Die Spitäler haben immer abgestritten, dass es solche blutigen Entlassungen gibt. So auch das Luzerner Kantonsspital. Allerdings kommen jetzt Zweifel auf. Eine Frau, die namentlich nicht genannt werden will, erzählt von der nervenaufreibenden Spitalgeschichte ihrer Mutter (89). Diese lebt in einem Alters- und Pflegeheim im Entlebuch und ist auf den Rollstuhl angewiesen. Nur wenige Schritte auf den eigenen Beinen sind möglich. Diese Schritte werden der Seniorin am Abend des 24. Oktober zum Verhängnis. Sie stürzt und wird mit der Ambulanz ins Kantonsspital Wolhusen gebracht. Dort stellen die Ärzte einen Oberschenkelhalsbruch fest. Am Freitag, 25. Oktober, wird die Seniorin operiert. Dabei setzen ihr die Ärzte ein neues Hüftgelenk ein. «Die Operation war sehr schwierig», sagt die Tochter.
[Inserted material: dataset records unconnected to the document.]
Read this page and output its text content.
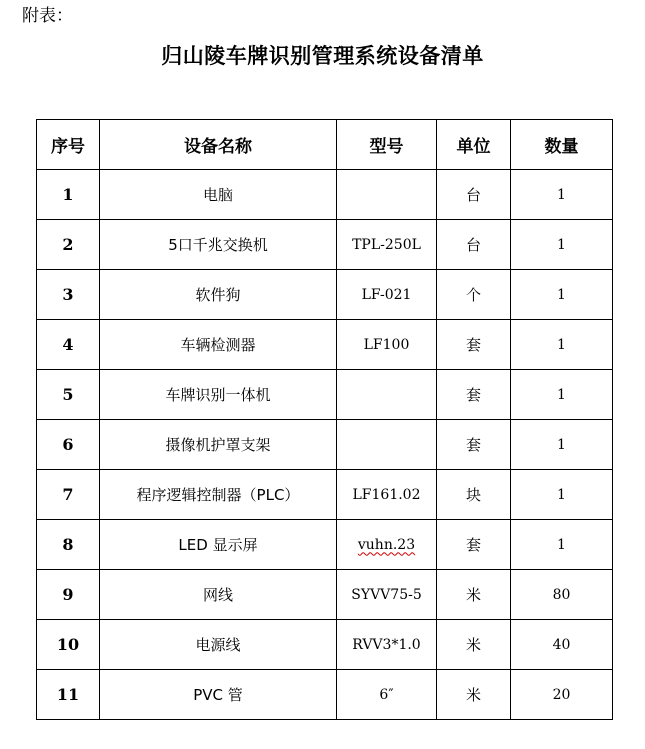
附表：
归山陵车牌识别管理系统设备清单
序号	设备名称	型号	单位	数量
1	电脑		台	1
2	5口千兆交换机	TPL-250L	台	1
3	软件狗	LF-021	个	1
4	车辆检测器	LF100	套	1
5	车牌识别一体机		套	1
6	摄像机护罩支架		套	1
7	程序逻辑控制器（PLC）	LF161.02	块	1
8	LED 显示屏	vuhn.23	套	1
9	网线	SYVV75-5	米	80
10	电源线	RVV3*1.0	米	40
11	PVC 管	6″	米	20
Nach einer Woche entlassen

Trotzdem scheint die Operation gelungen. Drei Tage danach erfahren die Angehörigen allerdings, dass ihre Mutter eine Lungenentzündung erlitten hat. «Ausserdem machte sie einen sehr verwirrten Eindruck.» Trotzdem wurde sie am Freitag, 1. November, aus dem Spital entlassen.

Zurück im Alters- und Pflegeheim, verschlechtert sich der Zustand der 89-Jährigen. Am Oberschenkel bildet sich eine riesige Schwellung, wahrscheinlich verursacht durch eine falsch dosierte Blutverdünnung. Am 3. November schickt ein herbeigerufener Notarzt die Seniorin sofort wieder ins Kantonsspital Wolhusen. Dort wird sie am 4. November erneut operiert. Doch auch diese Operation bleibt nicht ohne Folgen. Nur wenige Tage später stellen die Ärzte bei der Seniorin einen Wundinfekt fest. Immerhin ist sie da noch im Spital. Es folgt die dritte Operation.

Angehörige: Blutige Entlassung

Der Seniorin geht es mittlerweile wieder gut; sie lebt wieder im Alters- und Pflegeheim. Nach der Beurteilung ihrer Angehörigen sieht dies eindeutig nach einer blutigen Entlassung aus.

Die Mediensprecherin des Luzerner Kantonsspitals, Ramona Helfenberger, sagt lediglich: «Wir prüfen den konkreten Einzelfall und sind mit den Angehörigen im Gespräch.